ATHENS (Reuters) - A senior aide to Greece’s prime minister resigned on Wednesday after the far-right Golden Dawn party said a video showed him suggesting the government had tried to press judges to jail its members.
Government Secretary General Takis Baltakos did not refer directly to the comments he was reported to have made in the video, but said he was stepping down because of the furor caused by the video released online and shown on television.
Police and magistrates have been investigating charges that Golden Dawn, its members and supporters were involved in a series of violent attacks, including the killing of a left-wing rapper in September.
The anti-immigrant party, which rode a wave of anger against harsh austerity measures to become the third largest political force at elections in 2012, has denied any wrongdoing and accused the government of a politically motivated crackdown.
Golden Dawn’s leader and other senior members have been detained pending trial on charges of belonging to a criminal organization.
The video, which appeared to have been secretly recorded, shows Baltakos talking to a person off screen.
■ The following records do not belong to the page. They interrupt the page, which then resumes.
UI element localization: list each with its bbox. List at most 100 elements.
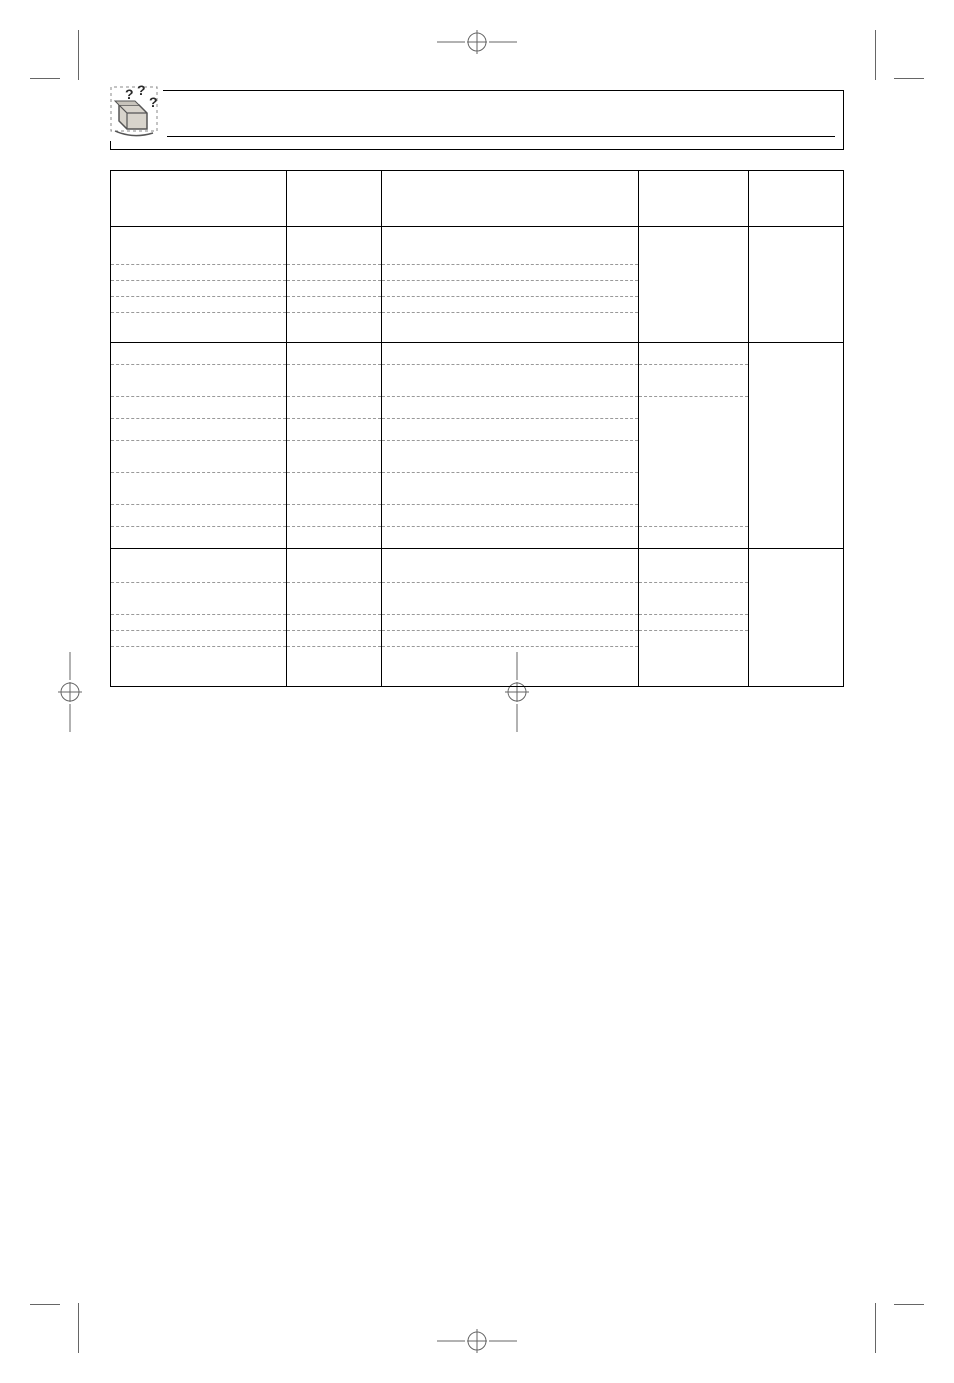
table-cell	[111, 265, 287, 281]
table-header-row	[111, 171, 844, 227]
table-cell	[111, 615, 287, 631]
table-cell	[382, 527, 639, 549]
table-cell	[638, 343, 748, 365]
table-cell	[382, 419, 639, 441]
table-cell	[286, 397, 381, 419]
table-cell	[286, 631, 381, 647]
crop-mark	[894, 1304, 924, 1305]
table-cell	[382, 549, 639, 583]
table-cell	[382, 631, 639, 647]
table-cell	[111, 549, 287, 583]
table-cell	[111, 583, 287, 615]
table-cell	[286, 265, 381, 281]
registration-mark-icon	[437, 30, 517, 54]
table-cell	[111, 227, 287, 265]
registration-mark-icon	[437, 1329, 517, 1353]
table-cell	[111, 441, 287, 473]
table-cell	[638, 583, 748, 615]
table-cell	[748, 549, 843, 687]
table-header-cell	[638, 171, 748, 227]
table-cell	[382, 265, 639, 281]
table-cell	[286, 297, 381, 313]
table-cell	[111, 647, 287, 687]
table-cell	[286, 419, 381, 441]
table-cell	[286, 647, 381, 687]
svg-text:?: ?	[125, 86, 134, 102]
table-cell	[111, 297, 287, 313]
table-header-cell	[111, 171, 287, 227]
table-cell	[382, 365, 639, 397]
troubleshooting-table	[110, 170, 844, 687]
table-cell	[286, 281, 381, 297]
table-cell	[286, 313, 381, 343]
svg-text:?: ?	[149, 94, 158, 110]
table-cell	[286, 473, 381, 505]
table-cell	[638, 631, 748, 687]
table-cell	[638, 549, 748, 583]
table-header-cell	[382, 171, 639, 227]
crop-mark	[78, 30, 79, 80]
table-cell	[638, 227, 748, 343]
table-cell	[111, 365, 287, 397]
table-cell	[286, 343, 381, 365]
table-cell	[111, 281, 287, 297]
table-row	[111, 343, 844, 365]
crop-mark	[894, 78, 924, 79]
crop-mark	[875, 30, 876, 80]
table-cell	[382, 227, 639, 265]
table-row	[111, 527, 844, 549]
svg-text:?: ?	[137, 82, 146, 98]
table-cell	[382, 313, 639, 343]
table-cell	[286, 505, 381, 527]
table-row	[111, 365, 844, 397]
table-cell	[111, 473, 287, 505]
table-row	[111, 397, 844, 419]
table-cell	[638, 527, 748, 549]
table-row	[111, 631, 844, 647]
table-cell	[382, 297, 639, 313]
question-box-icon: ? ? ?	[105, 81, 163, 141]
crop-mark	[875, 1303, 876, 1353]
table-cell	[382, 441, 639, 473]
table-row	[111, 227, 844, 265]
table-cell	[748, 343, 843, 549]
table-row	[111, 583, 844, 615]
table-cell	[638, 615, 748, 631]
table-cell	[382, 343, 639, 365]
table-cell	[382, 397, 639, 419]
table-cell	[286, 549, 381, 583]
table-cell	[382, 281, 639, 297]
table-cell	[111, 313, 287, 343]
table-cell	[382, 647, 639, 687]
table-cell	[286, 441, 381, 473]
header-underline	[167, 136, 835, 137]
table-cell	[638, 397, 748, 505]
table-cell	[286, 365, 381, 397]
table-cell	[286, 583, 381, 615]
crop-mark	[30, 1304, 60, 1305]
table-cell	[748, 227, 843, 343]
table-cell	[111, 527, 287, 549]
table-cell	[382, 583, 639, 615]
page-content: ? ? ?	[110, 90, 844, 1293]
table-cell	[111, 505, 287, 527]
table-cell	[111, 631, 287, 647]
table-cell	[286, 615, 381, 631]
table-cell	[382, 615, 639, 631]
table-cell	[382, 473, 639, 505]
page-header: ? ? ?	[110, 90, 844, 150]
table-row	[111, 549, 844, 583]
table-cell	[382, 505, 639, 527]
crop-mark	[30, 78, 60, 79]
crop-mark	[78, 1303, 79, 1353]
table-row	[111, 505, 844, 527]
table-cell	[286, 227, 381, 265]
table-cell	[638, 505, 748, 527]
table-cell	[111, 419, 287, 441]
table-header-cell	[748, 171, 843, 227]
table-cell	[638, 365, 748, 397]
table-row	[111, 615, 844, 631]
registration-mark-icon	[58, 652, 82, 732]
table-header-cell	[286, 171, 381, 227]
table-cell	[111, 343, 287, 365]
When asked in the video why the MPs had been detained, Baltakos makes a hand gesture of a phone call being made. When asked if Justice Minister Charalambos Athanassiou and Police Minister Nikos Dendias made the call, he replies: “Who else?”
Both ministers issued a statement denying any involvement. Athanassiou said: “Greek justice is independent”.
Without referring to the video, Baltakos said in a statement that he had talked to Golden Dawn spokesman Ilias Kasidiaris, who accused him of being part of a conspiracy against the party.
“I denied it and tried to get rid of the pressure. Everything I said during the discussion was aimed at this, and nothing else, just to get rid of this pressure,” Baltakos said.
“I submitted my resignation due to the uproar and for personal reasons. I‘m sorry for the trouble caused,” he said.
Kasidiaris, a Golden Dawn lawmaker, had earlier presented a copy of what he called a transcript of the video to parliament, saying it proved the investigations were a government conspiracy.
“A senior government official confesses that the charges were pressed against Golden Dawn because it’s stealing votes from (Prime Minister Antonis) Samaras,” Kasidiaris told lawmakers.
Parliament later on Wednesday voted to strip legal immunities from Kasidiaris and four other Golden Dawn lawmakers, clearing the way for another round of criminal charges against its members.
Four of the lawmakers named on Wednesday, including the party leader’s wife Eleni Zaroulia, will now be charged with belonging to a criminal organization, said authorities.
Kasidiaris, now that his immunity from prosecution has gone, faces a lesser charge of carrying an unregistered firearm.
Investigating magistrates have said they plan to charge all 18 people elected as Golden Dawn lawmakers in 2012 and other senior supporters with membership of a criminal organization. Six of them are already in pre-trial detention.